# Electric EGX review



## fathomz (Jan 11, 2017)

So i just got my EGX today. I am a bit disappointed. I already knew i'm never happy with peripheral whether spherical or cylindrical, but this doesn't seem to be any improvement over my VonZipper Chakras. The other interesting thing is that the EGX actually fit tighter around my face than the Chakra. The chakra is sold as a womens or smaller face goggle but this smashed my nose more! I flexed the lens a bit open and it seems to have helped. 

Finally the lens change system is as bad as people have said. it really isnt a quick pop out and in. The out is easy the in is terrible. Id hate to have to do this on the mountain. I do like that it came with a dark lens and the green lens IS an improvement over the gold chrome from my VZ. all things said im glad i got a good deal on these because if i had spent any more id be really disappointed.


----------



## tokyo_dom (Jan 7, 2013)

I never quite understood the concept of changing lenses on the mountain. Do people actually carry spare lenses on them? And do they never fall over or something (specifically, onto the pocket that they have them in)? I can tell you my lenses would be broken or bent before lunchtime. And then there's the changing of the lenses, all the pressing on the inside of the lens and all over to get it out and lock the new one in, seems like a recipe for fogging.

I can understand that maybe at lunchtime the weather changes and you might go back to your car to change the lens, but then you have plenty of time and arent surrounded by snow


----------



## jae (Nov 27, 2015)

changing a lens takes less than a minute usually unless it's one of those things where everything is going to shit. otherwise it's very easy. 
only time I carry my lens on me is when I'm going 8hr+ with a backpack otherwise I leave it in the car and change it when I can't see the contours of the snow.
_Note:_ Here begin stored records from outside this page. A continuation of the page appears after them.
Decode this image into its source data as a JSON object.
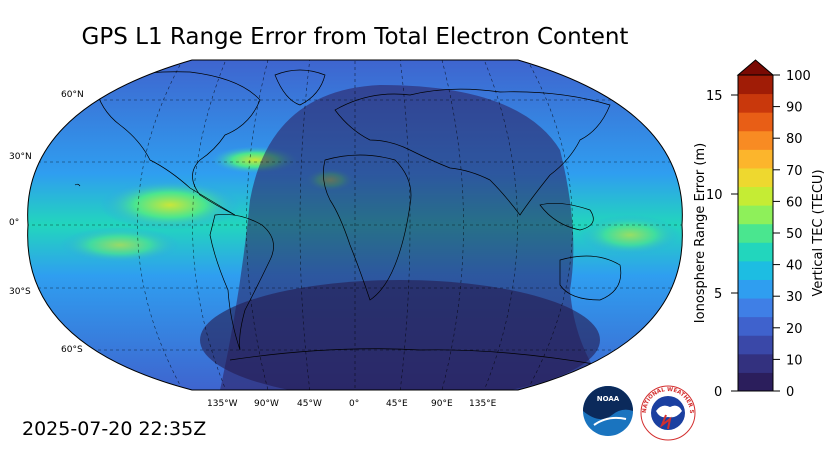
{
  "title": "GPS L1 Range Error from Total Electron Content",
  "timestamp": "2025-07-20 22:35Z",
  "map": {
    "lat_labels": [
      "60°N",
      "30°N",
      "0°",
      "30°S",
      "60°S"
    ],
    "lon_labels": [
      "135°W",
      "90°W",
      "45°W",
      "0°",
      "45°E",
      "90°E",
      "135°E"
    ]
  },
  "colorbar": {
    "left_label": "Ionosphere Range Error (m)",
    "right_label": "Vertical TEC (TECU)",
    "left_ticks": [
      "0",
      "5",
      "10",
      "15"
    ],
    "right_ticks": [
      "0",
      "10",
      "20",
      "30",
      "40",
      "50",
      "60",
      "70",
      "80",
      "90",
      "100"
    ],
    "colors": [
      "#2b1e5c",
      "#33317f",
      "#3a48a8",
      "#3f62cd",
      "#3f7fe6",
      "#2f9ef0",
      "#1dbde2",
      "#22d6bd",
      "#4ae68f",
      "#8ef05a",
      "#c5ec34",
      "#eed82f",
      "#fcb52c",
      "#f88b23",
      "#e85e16",
      "#c9380c",
      "#a01c06",
      "#7a0a03"
    ]
  },
  "logos": {
    "noaa_text": "NOAA",
    "nws_text": "NATIONAL WEATHER SERVICE"
  }
}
if you want quick easy lens changes get anon M2's or M3's. if you want bigger nose room go for M2/M3's or from electric EG3s. 
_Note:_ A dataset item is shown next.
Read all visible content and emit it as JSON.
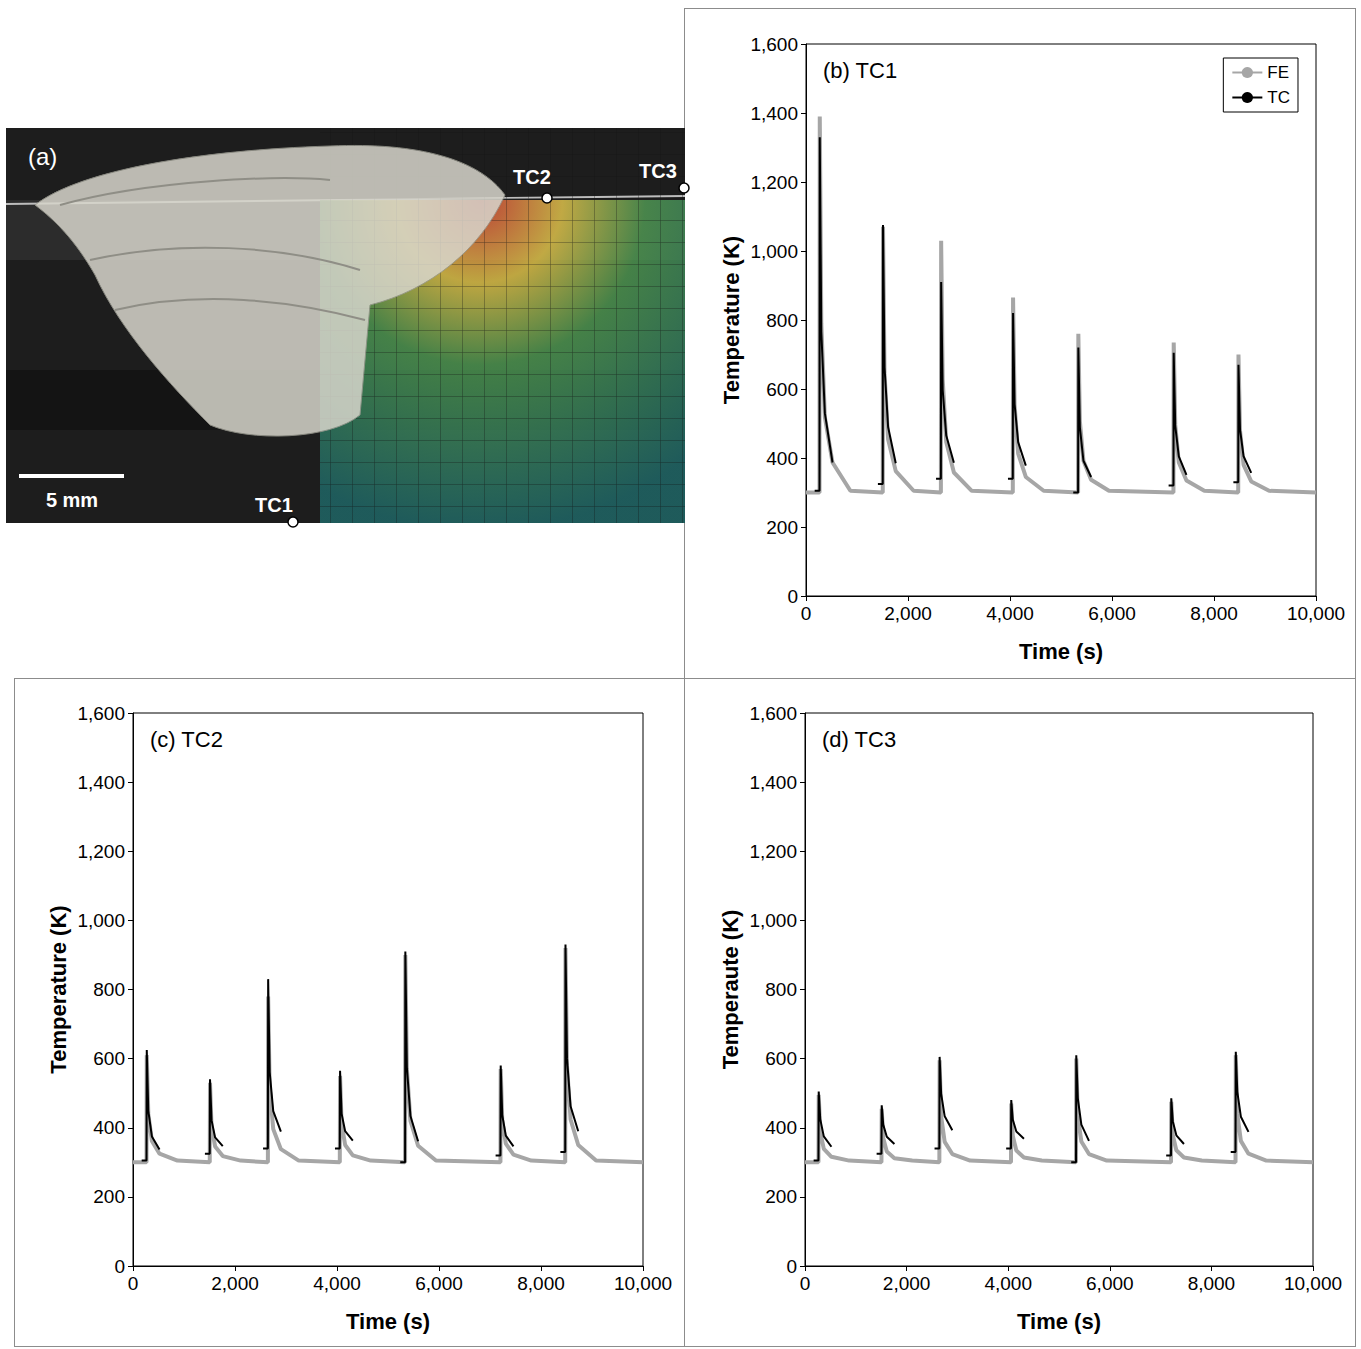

you really can't review goggles unless they fit. everyone's faces/vision are different. it's like boots. the best goggles are the ones that fit you and fit your helmet. if you buy goggles without trying them on that's on you. I've made that mistake with EG3s.


----------



## fathomz (Jan 11, 2017)

i agree jae. and tbh i NEVER wear goggles. i usually suck it up if theres actual snowfall. the small ass hills in lower michigan we have for a ski place barely necessitate them. only reason i replaced my old ones is because i am planning a trip to colorado for a week mid march. i figure at the very least i will give them a go on an actual mountain. i just ordered another lens for it. the blue chrome/rose lens. i think that one will be best for all conditions. so i will likely only bring that. 
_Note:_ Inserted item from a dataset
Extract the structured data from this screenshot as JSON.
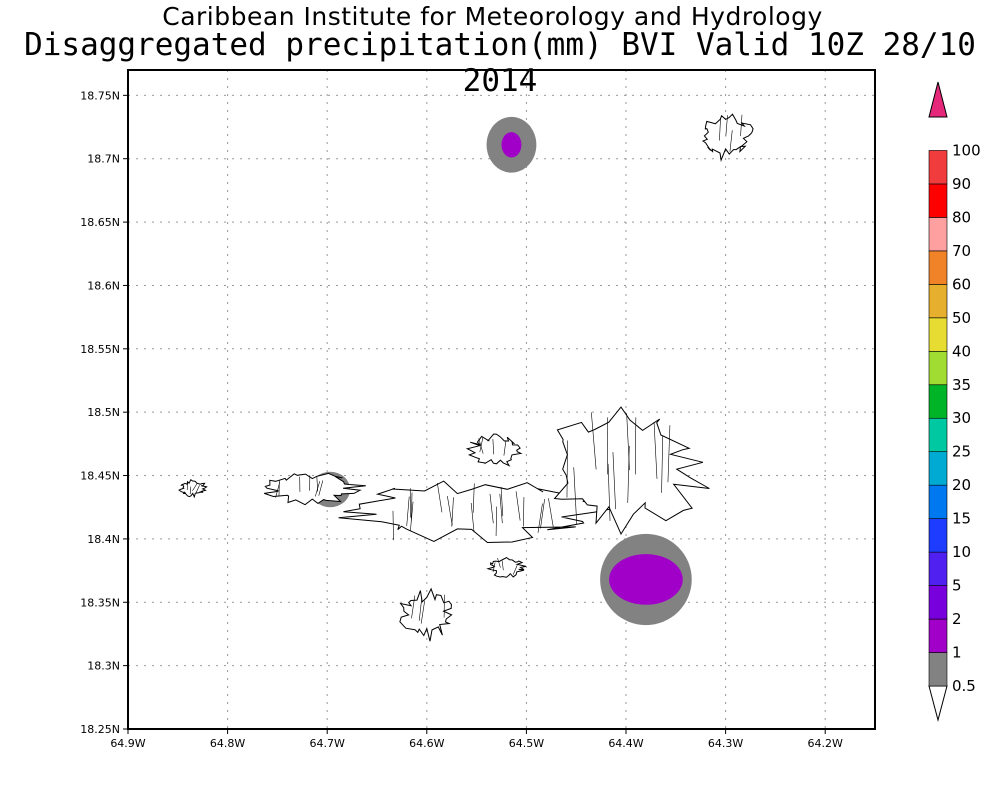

if we actually get some freaking snow here i will take all my new gear out a few times before the trip and try it all out. heres praying to the snow gods.


----------



## fathomz (Jan 11, 2017)

so an update to my review. yesterday i finally got to test out the goggles on the slopes. i went out with the brose/blue chrome lens to start with. i actually did just fine with the goggles. very happy because i usually feel like goggles hinder my view and shake my confidence. i did get some slight fogging at one point, but realized it had more to do with the way i was wearing my face mask. once i adjusted it the problem went away. i finished the day when it got darker with the light green lens and was surprised how much i liked it. all in all i am happy that i was actually able to use these things. still wish there was less frame on the bottom but it is what it is.


----------



## Argo (Feb 25, 2010)

How the buy goggles... a dummies guide. You can translate this to boots and bindings too. Boots first then bindings. 

1. For helmet wearing riders. Swap the goggles to first of they matter way more to you....

A. Go to a few stores and find the helmet you want to wear with a proper fit and steeze rating (if you care about that). Buy it.

B. Go to the stores again, with said helmet and find the proper fitting goggles that are appropriate for your face and visual field plus have the proper steeze rating (if that matters) and buy...


2. For non helmet wearer's. 

A. Go to some stores and find the proper fitting goggles that are appropriate for your face and visual field plus have the proper steeze rating (if that matters) then buy...


----------



## snowklinger (Aug 30, 2011)

Argo said:


> How the buy goggles... a dummies guide. You can translate this to boots and bindings too. Boots first then bindings.
> 
> 1. For helmet wearing riders. Swap the goggles to first of they matter way more to you....
> 
> ...


seems expensive


----------



## fathomz (Jan 11, 2017)

Argo said:


> Swap the goggles to first of they matter way more to you....


u wot m8??


----------



## Argo (Feb 25, 2010)

snowklinger said:


> seems expensive


buying stuff for snowboarding? yeah it gets that way. 

Either follow the steps or dont. If you dont then you waste the money and buy 2 or 3 other goggles online after you hate the ones you got the deal on.....


----------